Usually there is a maximum limit in any one insurance period which you can claim for on a different illness or injury eg. £6,000 per episode or incident. There may well also be a limit on the number of claims per condition each year. Generally the cheaper the pet insurance insurance, the less cover you will receive.
Most policies cover vets’ fees in the event of injury accident or illness, but policies vary in the amount of cover given, each with their own conditions and exclusions. You should be aware of this when choosing, making sure you compare like cover for like, or you could get a distorted picture of the ‘bargain’ you are buying.
POA Pet Insurance Tip - put the details of your pet’s breed, age and postcode into a pet insurance comparison site. This will give you a good indication and accurate picture of real comparisons between pet insurance policies - though reading the small print, as always, is the only true way to see which one is best for you and your pet.
Time Capped Cover - a cheaper type of life long policy which will only cover the first year of a condition such as arthritis treatment (about £500 per year)
Financially capped cover - this type of cover may have no time limit but will have a financial cap on certain types of illness such as arthritis.

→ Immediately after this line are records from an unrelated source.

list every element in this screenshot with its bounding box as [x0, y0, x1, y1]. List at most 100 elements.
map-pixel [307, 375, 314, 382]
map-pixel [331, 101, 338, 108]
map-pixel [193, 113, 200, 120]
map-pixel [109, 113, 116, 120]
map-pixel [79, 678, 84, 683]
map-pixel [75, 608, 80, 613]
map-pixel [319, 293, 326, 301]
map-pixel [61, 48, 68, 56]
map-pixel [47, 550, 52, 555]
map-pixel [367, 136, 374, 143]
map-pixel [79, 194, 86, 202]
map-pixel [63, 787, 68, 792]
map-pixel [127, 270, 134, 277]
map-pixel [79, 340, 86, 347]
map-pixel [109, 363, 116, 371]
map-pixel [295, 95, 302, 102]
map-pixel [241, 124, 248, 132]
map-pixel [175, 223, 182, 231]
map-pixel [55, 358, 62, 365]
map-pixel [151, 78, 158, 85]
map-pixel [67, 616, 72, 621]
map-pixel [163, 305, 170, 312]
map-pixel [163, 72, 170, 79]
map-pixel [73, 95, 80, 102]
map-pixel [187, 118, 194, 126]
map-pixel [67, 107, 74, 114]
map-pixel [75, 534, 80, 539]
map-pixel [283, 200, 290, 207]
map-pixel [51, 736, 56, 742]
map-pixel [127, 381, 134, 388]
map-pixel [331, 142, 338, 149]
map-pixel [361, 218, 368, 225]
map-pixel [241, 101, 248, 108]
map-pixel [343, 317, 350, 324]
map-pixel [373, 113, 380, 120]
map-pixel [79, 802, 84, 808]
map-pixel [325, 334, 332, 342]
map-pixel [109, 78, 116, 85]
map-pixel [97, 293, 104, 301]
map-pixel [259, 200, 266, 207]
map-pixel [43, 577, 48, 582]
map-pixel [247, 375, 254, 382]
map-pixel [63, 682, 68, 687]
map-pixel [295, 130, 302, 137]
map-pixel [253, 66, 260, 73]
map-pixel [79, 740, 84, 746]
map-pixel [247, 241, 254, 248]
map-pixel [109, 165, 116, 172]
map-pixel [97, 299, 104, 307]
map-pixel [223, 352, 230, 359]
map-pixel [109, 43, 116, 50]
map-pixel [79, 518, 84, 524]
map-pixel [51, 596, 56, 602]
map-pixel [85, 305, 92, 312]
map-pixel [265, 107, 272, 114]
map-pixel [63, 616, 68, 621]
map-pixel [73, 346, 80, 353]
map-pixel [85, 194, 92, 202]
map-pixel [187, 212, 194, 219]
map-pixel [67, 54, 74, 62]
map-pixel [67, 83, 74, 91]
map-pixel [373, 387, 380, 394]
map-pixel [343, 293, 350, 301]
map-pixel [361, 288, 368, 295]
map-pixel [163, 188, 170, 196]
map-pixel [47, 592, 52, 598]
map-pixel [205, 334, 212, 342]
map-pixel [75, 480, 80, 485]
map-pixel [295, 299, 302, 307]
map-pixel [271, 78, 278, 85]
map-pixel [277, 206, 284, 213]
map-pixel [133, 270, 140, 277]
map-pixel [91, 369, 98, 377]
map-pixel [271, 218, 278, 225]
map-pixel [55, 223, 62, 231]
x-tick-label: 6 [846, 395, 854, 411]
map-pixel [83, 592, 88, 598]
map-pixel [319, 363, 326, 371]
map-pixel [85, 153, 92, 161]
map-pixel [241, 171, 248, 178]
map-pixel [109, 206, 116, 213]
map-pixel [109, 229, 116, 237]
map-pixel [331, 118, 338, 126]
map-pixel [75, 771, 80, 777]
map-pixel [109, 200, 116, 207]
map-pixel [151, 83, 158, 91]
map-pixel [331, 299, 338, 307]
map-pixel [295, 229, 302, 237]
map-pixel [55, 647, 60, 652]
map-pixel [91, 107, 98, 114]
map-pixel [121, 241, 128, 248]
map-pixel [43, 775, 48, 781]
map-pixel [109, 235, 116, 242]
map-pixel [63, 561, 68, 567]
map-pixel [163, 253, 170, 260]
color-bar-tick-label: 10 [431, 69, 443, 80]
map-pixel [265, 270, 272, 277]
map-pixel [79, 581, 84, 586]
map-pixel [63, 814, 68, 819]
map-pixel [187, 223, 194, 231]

Lifelong cover - a true lifelong cover policy would be where the insurer pays for a treatment, each year, for as long as your pet needs the treatment (always remember to check the small print - the amount allowed is certainly not limitless).
The following extensions can be found on some insurance policies, or can be asked for as extras:
• Kennels/boarding/Pet minder costs if you are elderly, subject to periods in hospital, or even if you go on holiday
• Holiday cancellation - if a sick pet prevents you from travelling - this is not likely to be covered by your travel insurance, but again you can check both policies.

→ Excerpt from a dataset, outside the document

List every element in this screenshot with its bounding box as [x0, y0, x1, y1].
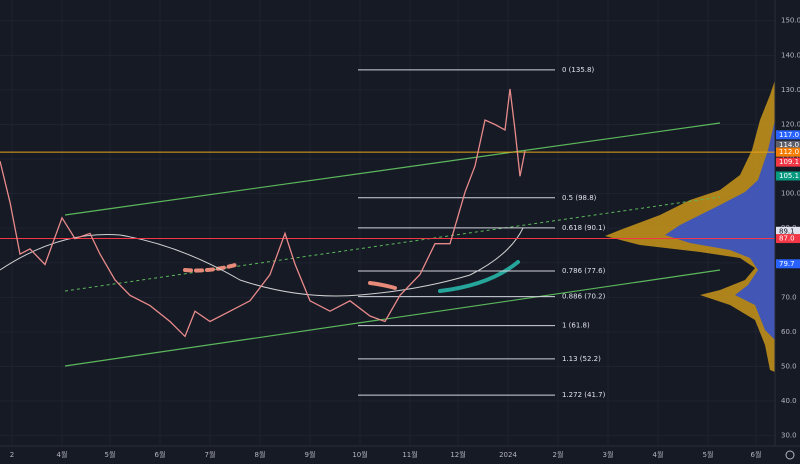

• Increasingly insurance covering various risks involved in taking your pet abroad will be included in a standard pet insurance policy or can be bought as an extra.
• Transport costs to and from the vets
• Cremation and burial cover and possibly bereavement support if you lose a pet
• Pet physiotherapy and other therapies to compliment conventional veterinary treatment
• Pet behaviourists, if your pet has behaviour problems
The situations below are rarely covered on a standard pet policy, but remember if there is anything you want, but do not see on a pet insurance policy, always ask your insurer whether they can provide cover for your special requirements - at a cost of course:
• Vaccination boosters
• Worming treatments
• Flea treatments, nail clipping
• Home visits by your vet
• Pets that are used in any activity for commercial gain cannot be insured under standard pet insurance.
• Special diets and food supplements
• Also pre-existing conditions in your pet, which flare up again. This one can be difficult asyou may not know a pre-existing condition exists until it is diagnosed and when it re-occurs.
• Neutering both sexes
• Problems in pregnancy and birth
• Dental Treatments
If you own a dog listed under the dangerous dogs act, and it is has a certificate of exemption, you will require third party insurance by law.
Inherited health problems in pedigree pets may not be obvious straight away, especially if you are unaware of a pet’s background. In addition, some pedigree pets, especially dogs, have problems caused by selective breeding for desired breed characteristics other than health. If you’re buying a pedigree puppy, ensure you discuss any known health issues in the breed, and check hip scores etc.
• Ensure the prospective insurance provider is regulated with the Financial Conduct Authority.
• Read reviews if possible of the pet insurance product you are considering - remembering that pet owners usually complain rather than praise.
• Check the excess figure for all pet policies to make sure you get a complete picture, and not just a cheap premium.
• Personal recommendation from people who have been dealt with well by their insurance company is helpful.
• If you are on a budget, and wish to insure your pet, consider paying monthly installments to spread the cost of the premium. You will pay a little extra for the privelige, but have peace of mind that your pet is covered in event of an accident or illness.